Below we’ve provided some of the workout routines of Flex from his Olympia days.
- Wide-grip pull-ups
- Landmine rows
- Cable V-bar lat pulldown
- Smith machine underhand stiff-leg deadlift
- Smith machine overhand stiff-leg deadlift
- Incline barbell press
- Incline dumbbell fly
- Hammer Strength incline press
- Standing cable chest fly
- Leg press
- V-squat/hack squat machine
- Leg extensions
- Chest-supported reverse dumbbell flys
- Smith machine upright rows
- Chest-supported dumbbell front raise
- Smith machine shoulder press
- Standing reverse pec dec superset w/ machine shoulder shrug
Many of Wheeler’s workouts involved supersets of which would involve the following exercises.
- Cable close-grip triceps pushdowns
- Single-arm preacher curl
- Machine dips
- Cable single-arm forward-leaning triceps rope extensions
- Dumbbell concentration curls
Wheeler still trains today after having a prosthetic leg put on and learning how to walk again. He’s the true definition of a warrior.
Diet and Nutrition
Because of his kidney issues, Flex Wheeler cannot eat like he did when he was competing. But his diet consists of lean protein sources, healthy carbs, and good fats.
We didn’t find as much info on his diet during his competitive days. But beef, chicken, eggs, potatoes, and rice were and still are staples for a competitive Pro division bodybuilder.
This is one of the diet plans for Flex Wheeler that we found courtesy of fitnesstipblog.org.
- 1.5 cups egg whites
- 2 whole eggs
- 1 cup oatmeal
- 1 tbsp peanut butter
- 6 ounces grilled chicken breast
- 6 ounces ground turkey
- 1 cup white rice
- 2 scoops whey protein
- 1 banana
- 1 tbsp peanut butter
- 6 ounces steak
- 1 cup brown rice
- 6 ounces grilled chicken breast
- 1 cup sweet potato
Personal Life and Accomplishments
Since retirement Wheeler has participated in martial arts, his specialism being Kemp-Kwon-Do, a variant of Kempo and Tae Kwon Do. Many may not know this but he participated in a championship match at the 2005 Arnold Classic.
In 2007, Flex was interviewed by freelance journalist Rod Labbe for Ironman Magazine’s LEGENDS OF BODYBUILDING series. Entitled “Yesterday and Today” it covers his extensive career and reveals how a Legend can conquer adversity and triumph against incredible odds.

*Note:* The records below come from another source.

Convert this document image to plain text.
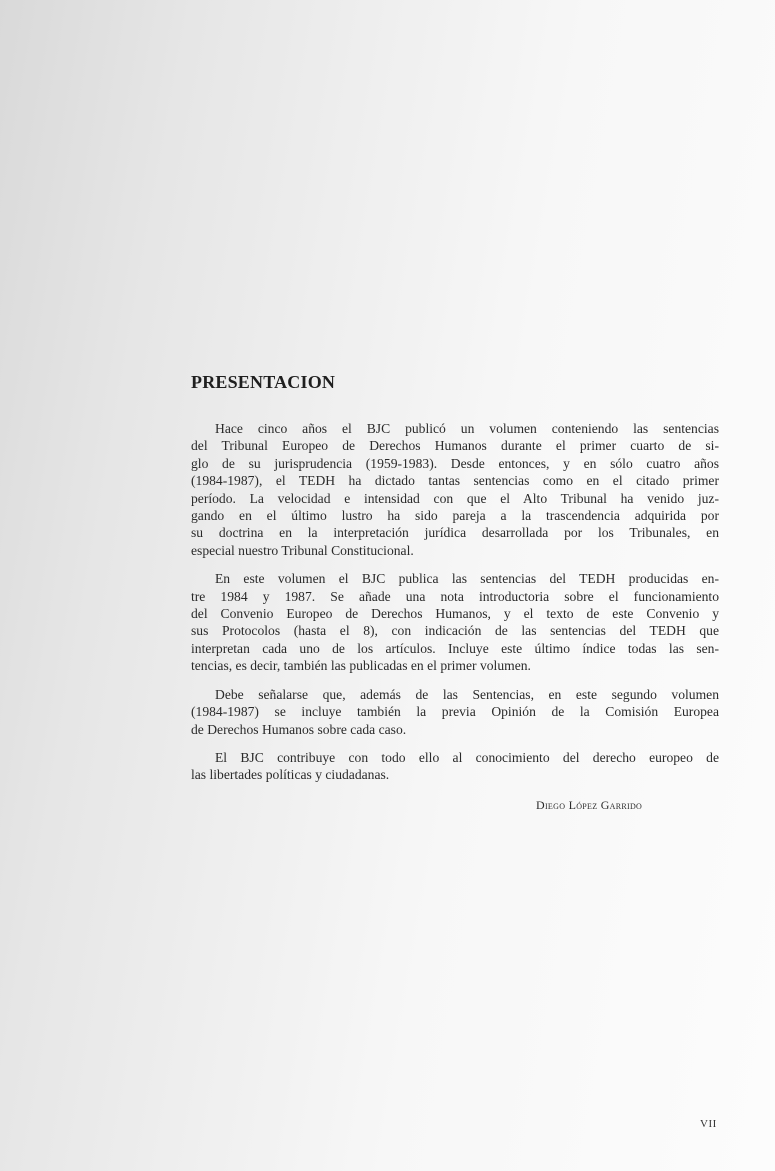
PRESENTACION

Hace cinco años el BJC publicó un volumen conteniendo las sentencias
del Tribunal Europeo de Derechos Humanos durante el primer cuarto de si-
glo de su jurisprudencia (1959-1983). Desde entonces, y en sólo cuatro años
(1984-1987), el TEDH ha dictado tantas sentencias como en el citado primer
período. La velocidad e intensidad con que el Alto Tribunal ha venido juz-
gando en el último lustro ha sido pareja a la trascendencia adquirida por
su doctrina en la interpretación jurídica desarrollada por los Tribunales, en
especial nuestro Tribunal Constitucional.

En este volumen el BJC publica las sentencias del TEDH producidas en-
tre 1984 y 1987. Se añade una nota introductoria sobre el funcionamiento
del Convenio Europeo de Derechos Humanos, y el texto de este Convenio y
sus Protocolos (hasta el 8), con indicación de las sentencias del TEDH que
interpretan cada uno de los artículos. Incluye este último índice todas las sen-
tencias, es decir, también las publicadas en el primer volumen.

Debe señalarse que, además de las Sentencias, en este segundo volumen
(1984-1987) se incluye también la previa Opinión de la Comisión Europea
de Derechos Humanos sobre cada caso.

El BJC contribuye con todo ello al conocimiento del derecho europeo de
las libertades políticas y ciudadanas.

Diego López Garrido
VII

Flex is a partner with AAEFX currently serves in an executive position as the Director of Media and Public Relations for the Sports Nutrition Company All American EFX, based out of Bakersfield, California. Flex has his own product line with AAEFX called “Flex Wheeler Signature Series”. Additionally, he manages their sponsored athletes and can be seen in numerous advertisements for the company.
Flex was added to the Guinness Book of Records in 2000.

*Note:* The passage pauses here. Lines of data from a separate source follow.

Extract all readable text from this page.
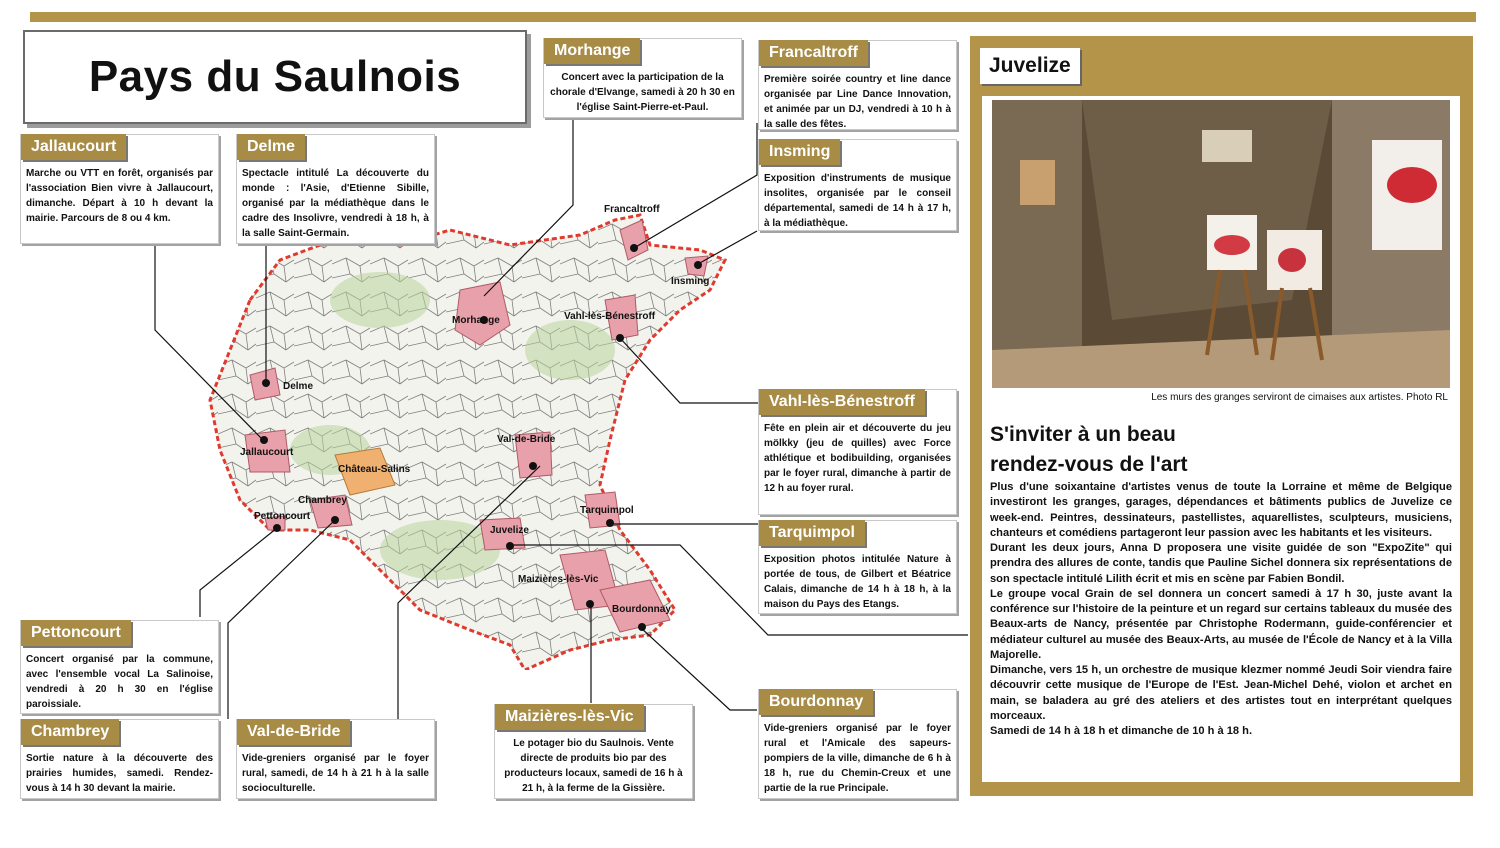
Pays du Saulnois
Francaltroff
Insming
Morhange	Vahl-lès-Bénestroff
Delme
Jallaucourt
Château-Salins
Val-de-Bride
Chambrey
Pettoncourt
Tarquimpol
Juvelize
Maizières-lès-Vic
Bourdonnay
Morhange
Concert avec la participation de la chorale d'Elvange, samedi à 20 h 30 en l'église Saint-Pierre-et-Paul.
Francaltroff
Première soirée country et line dance organisée par Line Dance Innovation, et animée par un DJ, vendredi à 10 h à la salle des fêtes.
Insming
Exposition d'instruments de musique insolites, organisée par le conseil départemental, samedi de 14 h à 17 h, à la médiathèque.
Jallaucourt
Marche ou VTT en forêt, organisés par l'association Bien vivre à Jallaucourt, dimanche. Départ à 10 h devant la mairie. Parcours de 8 ou 4 km.
Delme
Spectacle intitulé La découverte du monde : l'Asie, d'Etienne Sibille, organisé par la médiathèque dans le cadre des Insolivre, vendredi à 18 h, à la salle Saint-Germain.
Vahl-lès-Bénestroff
Fête en plein air et découverte du jeu mölkky (jeu de quilles) avec Force athlétique et bodibuilding, organisées par le foyer rural, dimanche à partir de 12 h au foyer rural.
Tarquimpol
Exposition photos intitulée Nature à portée de tous, de Gilbert et Béatrice Calais, dimanche de 14 h à 18 h, à la maison du Pays des Etangs.
Pettoncourt
Concert organisé par la commune, avec l'ensemble vocal La Salinoise, vendredi à 20 h 30 en l'église paroissiale.
Chambrey
Sortie nature à la découverte des prairies humides, samedi. Rendez-vous à 14 h 30 devant la mairie.
Val-de-Bride
Vide-greniers organisé par le foyer rural, samedi, de 14 h à 21 h à la salle socioculturelle.
Maizières-lès-Vic
Le potager bio du Saulnois. Vente directe de produits bio par des producteurs locaux, samedi de 16 h à 21 h, à la ferme de la Gissière.
Bourdonnay
Vide-greniers organisé par le foyer rural et l'Amicale des sapeurs-pompiers de la ville, dimanche de 6 h à 18 h, rue du Chemin-Creux et une partie de la rue Principale.
Juvelize
Les murs des granges serviront de cimaises aux artistes. Photo RL
S'inviter à un beau rendez-vous de l'art

Plus d'une soixantaine d'artistes venus de toute la Lorraine et même de Belgique investiront les granges, garages, dépendances et bâtiments publics de Juvelize ce week-end. Peintres, dessinateurs, pastellistes, aquarellistes, sculpteurs, musiciens, chanteurs et comédiens partageront leur passion avec les habitants et les visiteurs.

Durant les deux jours, Anna D proposera une visite guidée de son "ExpoZite" qui prendra des allures de conte, tandis que Pauline Sichel donnera six représentations de son spectacle intitulé Lilith écrit et mis en scène par Fabien Bondil.

Le groupe vocal Grain de sel donnera un concert samedi à 17 h 30, juste avant la conférence sur l'histoire de la peinture et un regard sur certains tableaux du musée des Beaux-arts de Nancy, présentée par Christophe Rodermann, guide-conférencier et médiateur culturel au musée des Beaux-Arts, au musée de l'École de Nancy et à la Villa Majorelle.

Dimanche, vers 15 h, un orchestre de musique klezmer nommé Jeudi Soir viendra faire découvrir cette musique de l'Europe de l'Est. Jean-Michel Dehé, violon et archet en main, se baladera au gré des ateliers et des artistes tout en interprétant quelques morceaux.

Samedi de 14 h à 18 h et dimanche de 10 h à 18 h.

Car Accident, Health Issues, and Leg Amputation
In 1994 he was involved in a near-fatal car accident that could have left him with lifelong paralysis. He started from scratch again, returning with remarkable speed to the top ranks of the sport.
In 1999 Wheeler discovered that he had Focal segmental glomerulosclerosis, a form of kidney disease. Despite press speculation as to the cause of the failure, Wheeler pointed out that the condition is hereditary, not self-inflicted. Wheeler announced his retirement from competitive bodybuilding in 2000 but continued to compete until 2002. He received a kidney transplant in 2003.

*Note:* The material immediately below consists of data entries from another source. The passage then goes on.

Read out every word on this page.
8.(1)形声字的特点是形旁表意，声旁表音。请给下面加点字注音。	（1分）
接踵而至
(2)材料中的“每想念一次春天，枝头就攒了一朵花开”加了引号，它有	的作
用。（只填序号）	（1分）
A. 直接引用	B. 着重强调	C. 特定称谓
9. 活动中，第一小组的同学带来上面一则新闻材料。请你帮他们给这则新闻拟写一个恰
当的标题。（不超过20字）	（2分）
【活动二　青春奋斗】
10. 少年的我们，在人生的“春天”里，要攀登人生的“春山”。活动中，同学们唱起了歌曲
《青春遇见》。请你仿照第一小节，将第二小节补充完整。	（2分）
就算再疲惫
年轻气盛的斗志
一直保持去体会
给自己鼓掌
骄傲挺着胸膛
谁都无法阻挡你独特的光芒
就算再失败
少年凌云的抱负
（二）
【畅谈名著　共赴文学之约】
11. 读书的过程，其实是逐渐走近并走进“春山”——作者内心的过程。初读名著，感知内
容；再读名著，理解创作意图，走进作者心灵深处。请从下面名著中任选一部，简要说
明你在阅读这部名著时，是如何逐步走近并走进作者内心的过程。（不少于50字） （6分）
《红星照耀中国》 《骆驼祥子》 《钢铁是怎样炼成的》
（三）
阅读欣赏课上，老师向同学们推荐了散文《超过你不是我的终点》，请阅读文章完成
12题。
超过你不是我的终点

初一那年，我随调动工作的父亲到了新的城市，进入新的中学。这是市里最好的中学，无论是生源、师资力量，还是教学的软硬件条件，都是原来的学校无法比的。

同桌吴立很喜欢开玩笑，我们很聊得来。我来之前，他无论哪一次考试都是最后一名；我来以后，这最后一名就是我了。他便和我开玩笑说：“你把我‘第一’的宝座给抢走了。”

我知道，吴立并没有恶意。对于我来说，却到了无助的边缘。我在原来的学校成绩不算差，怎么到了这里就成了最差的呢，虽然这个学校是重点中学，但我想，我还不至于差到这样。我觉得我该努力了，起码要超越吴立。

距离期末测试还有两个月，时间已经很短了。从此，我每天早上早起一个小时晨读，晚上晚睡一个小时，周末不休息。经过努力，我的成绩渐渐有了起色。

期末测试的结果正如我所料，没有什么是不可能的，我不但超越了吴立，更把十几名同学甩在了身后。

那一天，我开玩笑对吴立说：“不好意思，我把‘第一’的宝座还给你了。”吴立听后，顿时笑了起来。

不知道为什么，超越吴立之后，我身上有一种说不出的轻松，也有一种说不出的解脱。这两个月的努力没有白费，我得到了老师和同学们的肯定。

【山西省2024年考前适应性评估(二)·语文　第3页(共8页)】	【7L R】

In 2019, Wheeler had his leg amputated after complications during emergency surgery. He’s explained feeling like half a man but has since made big improvements all-around and has a prosthetic leg.
Flex was given the first-ever Olympia Inspiration and Courage award because of his warrior spirit through his health challenges.
Flex Wheeler is a bodybuilding legend and fan-favorite despite being a retired competitor. His incredibly symmetrical and aesthetic physique back in the 80s and 90s was something to be in awe of and the photos from his days on stage against the best are still just as impressive several decades later.
Wheeler is a warrior despite his unfortunate medical history and continues to inspire so many around the world to keep pushing through regardless of what life throws at you.